Près de 6 000 espèces animales protégées ont été saisies à travers le pays par la Direction générale des forêts (DGF) en 2017 dans le cadre de la lutte contre le braconnage et le commerce illicite d’animaux sauvages, a-t-on appris mardi à Blida de la sous-directrice de la protection des richesses animalières auprès de cette direction, Wahida Boussekine.

«Le chardonneret, le singe magot et la gazelle représentent une part léonine de ces espèces protégées ayant fait l’objet de saisies », a indiqué à l’APS Mme Boussekine en marge d’un atelier régional sur le braconnage et le commerce illicite des animaux sauvages, ouvert à Blida, par le commandant régional de la Gendarmerie nationale de la wilaya, le général Arar Abderrahmane et le Directeur général des forêts Azzeddine Sekrane.
L’hyène, «vendue à des sommes astronomiques», au même titre que le perroquet gris, introduit via le sud de l’Algérie, à partir du marché européen, font également partie des espèces braconnées, selon la responsable, qui a mis en garde contre le «risque sanitaire représenté par cet oiseau pour la santé humaine ». En 2017, les unités de la Gendarmerie nationale ont traité 17 352 affaires liées à l’environnement à l’échelle nationale, dont 162 affaires relatives au commerce illicite d’animaux protégés, ayant donné lieu à l’arrestation de 63 personnes, outre 80 autres affaires liées au braconnage ayant abouti à l’arrestation de 85 personnes, toutes présentées devant la justice, selon les données fournies, à l’occasion, par le commandant Abdelhamid Ghiboub, spécialiste en environnement auprès du commandement général de la Gendarmerie nationale.

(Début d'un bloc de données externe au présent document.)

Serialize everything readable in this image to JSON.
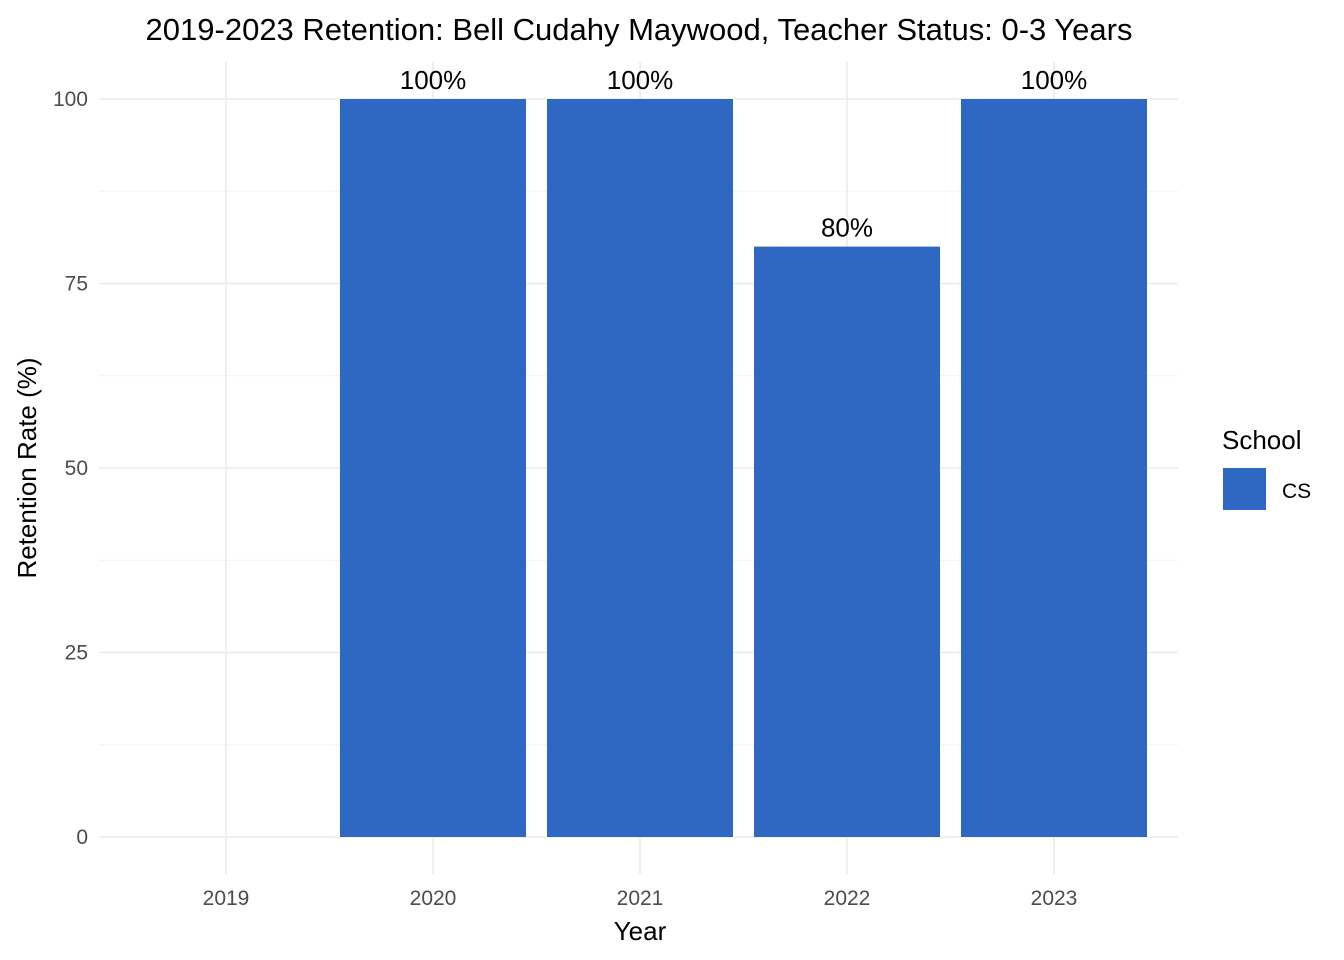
{
  "chart_data": {
    "type": "bar",
    "title": "2019-2023 Retention: Bell Cudahy Maywood, Teacher Status: 0-3 Years",
    "xlabel": "Year",
    "ylabel": "Retention Rate (%)",
    "categories": [
      "2019",
      "2020",
      "2021",
      "2022",
      "2023"
    ],
    "series": [
      {
        "name": "CS",
        "values": [
          null,
          100,
          100,
          80,
          100
        ],
        "labels": [
          "",
          "100%",
          "100%",
          "80%",
          "100%"
        ]
      }
    ],
    "ylim": [
      0,
      100
    ],
    "yticks": [
      0,
      25,
      50,
      75,
      100
    ],
    "grid": true,
    "legend": {
      "title": "School",
      "position": "right",
      "entries": [
        "CS"
      ]
    },
    "colors": {
      "bar": "#2E68C3",
      "grid_major": "#ebebeb",
      "grid_minor": "#f3f3f3",
      "tick_text": "#4d4d4d"
    }
  }
}
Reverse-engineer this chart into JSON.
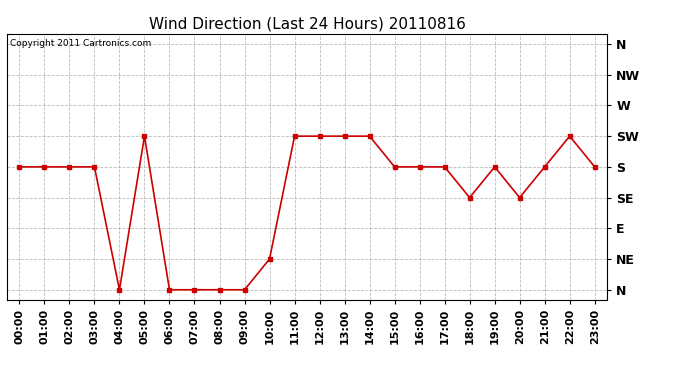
{
  "title": "Wind Direction (Last 24 Hours) 20110816",
  "copyright": "Copyright 2011 Cartronics.com",
  "hours": [
    "00:00",
    "01:00",
    "02:00",
    "03:00",
    "04:00",
    "05:00",
    "06:00",
    "07:00",
    "08:00",
    "09:00",
    "10:00",
    "11:00",
    "12:00",
    "13:00",
    "14:00",
    "15:00",
    "16:00",
    "17:00",
    "18:00",
    "19:00",
    "20:00",
    "21:00",
    "22:00",
    "23:00"
  ],
  "wind_values": [
    180,
    180,
    180,
    180,
    0,
    225,
    0,
    0,
    0,
    0,
    45,
    225,
    225,
    225,
    225,
    180,
    180,
    180,
    135,
    180,
    135,
    180,
    225,
    180
  ],
  "yticks": [
    360,
    315,
    270,
    225,
    180,
    135,
    90,
    45,
    0
  ],
  "ytick_labels": [
    "N",
    "NW",
    "W",
    "SW",
    "S",
    "SE",
    "E",
    "NE",
    "N"
  ],
  "line_color": "#cc0000",
  "marker": "s",
  "marker_size": 3,
  "bg_color": "#ffffff",
  "grid_color": "#aaaaaa",
  "title_fontsize": 11,
  "tick_fontsize": 8,
  "copyright_fontsize": 6.5,
  "ytick_fontsize": 9
}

Un taux de 49% de ces affaires se situe dans l’ouest du pays, région dans laquelle le phénomène est en pleine expansion, suivi à un degré moindre par le centre du pays, puis l’Est et le Sud, a ajouté le commandant Ghiboub, signalant un « trafic à grande échelle du chardonneret sur les frontières algéro-marocaines ».
Le commandant Abdelhamid Ghiboub a également fait état de « l’implication de ressortissants étrangers dans ces affaires, notamment des Emiratis qui, avec la complicité d’Algériens, utilisent des faucons pour chasser des animaux protégés».

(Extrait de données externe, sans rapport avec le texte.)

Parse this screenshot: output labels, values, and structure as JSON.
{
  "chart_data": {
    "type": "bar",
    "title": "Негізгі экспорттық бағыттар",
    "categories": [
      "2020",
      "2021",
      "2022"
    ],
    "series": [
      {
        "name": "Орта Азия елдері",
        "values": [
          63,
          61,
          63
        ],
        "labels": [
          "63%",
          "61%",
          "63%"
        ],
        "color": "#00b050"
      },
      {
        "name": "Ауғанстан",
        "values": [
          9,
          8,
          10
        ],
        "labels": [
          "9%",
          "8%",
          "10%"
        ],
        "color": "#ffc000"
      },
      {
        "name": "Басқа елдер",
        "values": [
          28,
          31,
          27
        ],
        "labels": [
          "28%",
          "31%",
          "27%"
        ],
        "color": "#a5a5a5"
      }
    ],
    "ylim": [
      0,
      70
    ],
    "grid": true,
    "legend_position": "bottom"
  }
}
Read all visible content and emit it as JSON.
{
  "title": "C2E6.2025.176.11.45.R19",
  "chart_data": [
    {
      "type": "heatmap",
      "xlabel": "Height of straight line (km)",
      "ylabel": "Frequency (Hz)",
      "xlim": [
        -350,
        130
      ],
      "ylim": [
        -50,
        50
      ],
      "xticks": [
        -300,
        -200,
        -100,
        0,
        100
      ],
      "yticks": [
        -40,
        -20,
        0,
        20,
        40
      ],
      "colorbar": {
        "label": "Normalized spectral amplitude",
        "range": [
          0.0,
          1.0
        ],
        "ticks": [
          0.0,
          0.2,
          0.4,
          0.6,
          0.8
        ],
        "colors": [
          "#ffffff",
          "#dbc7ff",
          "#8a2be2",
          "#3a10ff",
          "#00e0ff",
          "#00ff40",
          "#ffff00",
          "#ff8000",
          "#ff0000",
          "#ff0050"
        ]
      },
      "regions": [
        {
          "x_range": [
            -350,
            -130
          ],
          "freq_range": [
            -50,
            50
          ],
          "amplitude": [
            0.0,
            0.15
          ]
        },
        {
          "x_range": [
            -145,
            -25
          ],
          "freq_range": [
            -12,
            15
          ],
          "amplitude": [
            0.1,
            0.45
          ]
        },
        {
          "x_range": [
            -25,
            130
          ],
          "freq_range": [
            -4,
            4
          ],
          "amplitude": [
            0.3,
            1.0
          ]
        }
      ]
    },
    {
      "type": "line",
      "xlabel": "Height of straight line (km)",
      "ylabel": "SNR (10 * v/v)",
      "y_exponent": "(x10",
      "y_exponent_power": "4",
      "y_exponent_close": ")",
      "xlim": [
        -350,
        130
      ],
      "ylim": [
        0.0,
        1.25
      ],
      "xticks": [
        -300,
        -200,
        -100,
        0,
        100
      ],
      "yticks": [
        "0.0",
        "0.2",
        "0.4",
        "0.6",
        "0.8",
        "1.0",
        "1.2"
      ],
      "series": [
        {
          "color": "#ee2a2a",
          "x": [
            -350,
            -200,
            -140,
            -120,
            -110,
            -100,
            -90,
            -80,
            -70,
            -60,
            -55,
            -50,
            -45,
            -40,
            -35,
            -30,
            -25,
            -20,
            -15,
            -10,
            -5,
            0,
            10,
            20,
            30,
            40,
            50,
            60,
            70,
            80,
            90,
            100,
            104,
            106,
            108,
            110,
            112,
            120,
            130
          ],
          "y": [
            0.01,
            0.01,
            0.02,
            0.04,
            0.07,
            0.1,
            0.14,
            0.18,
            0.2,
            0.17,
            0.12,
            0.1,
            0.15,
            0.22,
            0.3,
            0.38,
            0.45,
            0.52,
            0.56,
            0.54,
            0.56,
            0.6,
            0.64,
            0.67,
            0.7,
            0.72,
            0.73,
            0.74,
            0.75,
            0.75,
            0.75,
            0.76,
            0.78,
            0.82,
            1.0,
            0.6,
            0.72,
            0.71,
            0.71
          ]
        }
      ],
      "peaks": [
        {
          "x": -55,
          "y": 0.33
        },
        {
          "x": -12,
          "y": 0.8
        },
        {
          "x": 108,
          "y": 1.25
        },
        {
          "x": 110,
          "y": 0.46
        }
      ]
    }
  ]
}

Le commerce des animaux protégés est classé au 4e rang mondial après le trafic d’armes, des drogues et des pièces archéologiques, en termes de revenus notamment, a signalé Mme Boussekine dans sa communication intitulée «Cadre législatif pour la protection des animaux sauvages en Algérie », expliquant, par là, la prolifération du phénomène en dépit des mesures répressives contenues dans la législation algérienne. La loi prescrit une peine de 1 à 3 ans de prison ferme assortie d’une amende de 200 000 à 500 000 DA dans pareils cas.
Une série de communications thématiques est au programme de cette manifestation de deux jours, organisée par le commandement régional de la Gendarmerie nationale. Il s’agit du 5e atelier du genre après ceux tenus à Oran, Béchar, Ouargla et Tamanrasset, dans l’attente de l’organisation prochaine du 6e et dernier atelier à Constantine.